Saya datang untuk menginspirasi mereka, namun justru saya yang terinspirasi. Saya banyak belajar dari adik-adik di Dusun Bara bahwasanya untuk menjadi cerdas tidak harus serba berkecukupan, namun dimulai dari tekad yang kuat untuk belajar. Saya pun terinspirasi dari Ibu Jannah, guru di sekolah itu, bahwa seorang pendidik sejogjanya harus punya semangat, cita-cita, serta ketulusan dari dalam hati yang paling dalam untuk mencerdaskan generasi tanpa memikirkan materi. Karena, di saat anak-anak bangsa yang telah kita didik meraih kesuksesan di masa depan, sebagai seorang guru, akan ada kebahagian tersendiri yang tumbuh di dalam hati yang tidak akan bisa digambarkan dengan kalimat-kalimat puitis apapun.
Seorang bijak mengatakan, Lebih Baik Menyalakan Lilin daripada Mengutuk Kegelapan. Inilah yang saya temukan setelah menghabiskan 4 hari di sana. Saya sering mendengar, masih banyak anak-anak Indonesia di berbagai pelosok daerah terpencil yang membutuhkan pendidikan yang layak, salah satunya adalah Dusun yang telah saya kunjungi, Dusun Bara. Namun, pemerintah masih acuh tak acuh tentang hal ini. Masyarakat pun hanya berpangku tangan menunggu keajaiban datang dari langit, bak hujan turun di kala terik. Berharap generasi kita bisa menjadi penerus yang dibanggakan di masa depan dengan hanya berpangku tangan.

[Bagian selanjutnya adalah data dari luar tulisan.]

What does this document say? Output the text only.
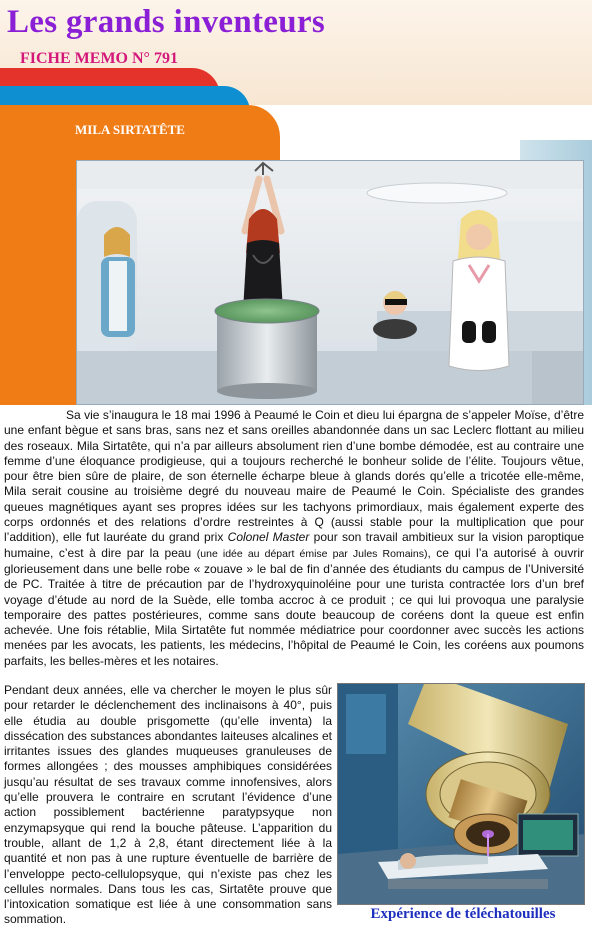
Les grands inventeurs
FICHE MEMO N° 791
MILA SIRTATÊTE
Sa vie s’inaugura le 18 mai 1996 à Peaumé le Coin et dieu lui épargna de s’appeler Moïse, d’être une enfant bègue et sans bras, sans nez et sans oreilles abandonnée dans un sac Leclerc flottant au milieu des roseaux. Mila Sirtatête, qui n’a par ailleurs absolument rien d’une bombe démodée, est au contraire une femme d’une éloquance prodigieuse, qui a toujours recherché le bonheur solide de l’élite. Toujours vêtue, pour être bien sûre de plaire, de son éternelle écharpe bleue à glands dorés qu’elle a tricotée elle-même, Mila serait cousine au troisième degré du nouveau maire de Peaumé le Coin. Spécialiste des grandes queues magnétiques ayant ses propres idées sur les tachyons primordiaux, mais également experte des corps ordonnés et des relations d’ordre restreintes à Q (aussi stable pour la multiplication que pour l’addition), elle fut lauréate du grand prix Colonel Master pour son travail ambitieux sur la vision paroptique humaine, c’est à dire par la peau (une idée au départ émise par Jules Romains), ce qui l’a autorisé à ouvrir glorieusement dans une belle robe « zouave » le bal de fin d’année des étudiants du campus de l’Université de PC. Traitée à titre de précaution par de l’hydroxyquinoléine pour une turista contractée lors d’un bref voyage d’étude au nord de la Suède, elle tomba accroc à ce produit ; ce qui lui provoqua une paralysie temporaire des pattes postérieures, comme sans doute beaucoup de coréens dont la queue est enfin achevée. Une fois rétablie, Mila Sirtatête fut nommée médiatrice pour coordonner avec succès les actions menées par les avocats, les patients, les médecins, l’hôpital de Peaumé le Coin, les coréens aux poumons parfaits, les belles-mères et les notaires.
Pendant deux années, elle va chercher le moyen le plus sûr pour retarder le déclenchement des inclinaisons à 40°, puis elle étudia au double prisgomette (qu’elle inventa) la dissécation des substances abondantes laiteuses alcalines et irritantes issues des glandes muqueuses granuleuses de formes allongées ; des mousses amphibiques considérées jusqu’au résultat de ses travaux comme innofensives, alors qu’elle prouvera le contraire en scrutant l’évidence d’une action possiblement bactérienne paratypsyque non enzymapsyque qui rend la bouche pâteuse. L’apparition du trouble, allant de 1,2 à 2,8, étant directement liée à la quantité et non pas à une rupture éventuelle de barrière de l’enveloppe pecto-cellulopsyque, qui n’existe pas chez les cellules normales. Dans tous les cas, Sirtatête prouve que l’intoxication somatique est liée à une consommation sans sommation.	Expérience de téléchatouilles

Sekali lagi Tidak! Hal itu tidak akan terjadi.. Oleh karenanya, menjadi salah satu relawan yang bisa berkontribusi dibidang pendidikan dan sosial setidaknya bisa memberikan secuil kebahagiaan untuk mereka dan meringankan beban yang mereka alami.
Dengan menjadi relawan di program SEJARA Koin Untuk Negeri (KUN) bisa membuka pikiran saya tentang arti kehidupan yang sebenarnya, saya belajar memahami perbedaan, saya belajar tentang ketulusan hati berbagi, berempati, dan tentu saja ini akan membentuk kepribadian yang lebih baik. Menjadi relawan memang butuh komitmen dalam diri sendiri untuk mengabdi dan berkontribusi dengan merelakan waktu, tenaga, pikiran, maupun materi untuk kehidupan anak bangsa menjadi lebih baik.
Terima kasih, Koin Untuk Negeri yang telah mengizinkan saya bergabung dan mengabdi menjadi seorang relawan. Terima Kasih adik-adik, ibu guru, dan masyarakat Dusun Bara. Salam Relawan!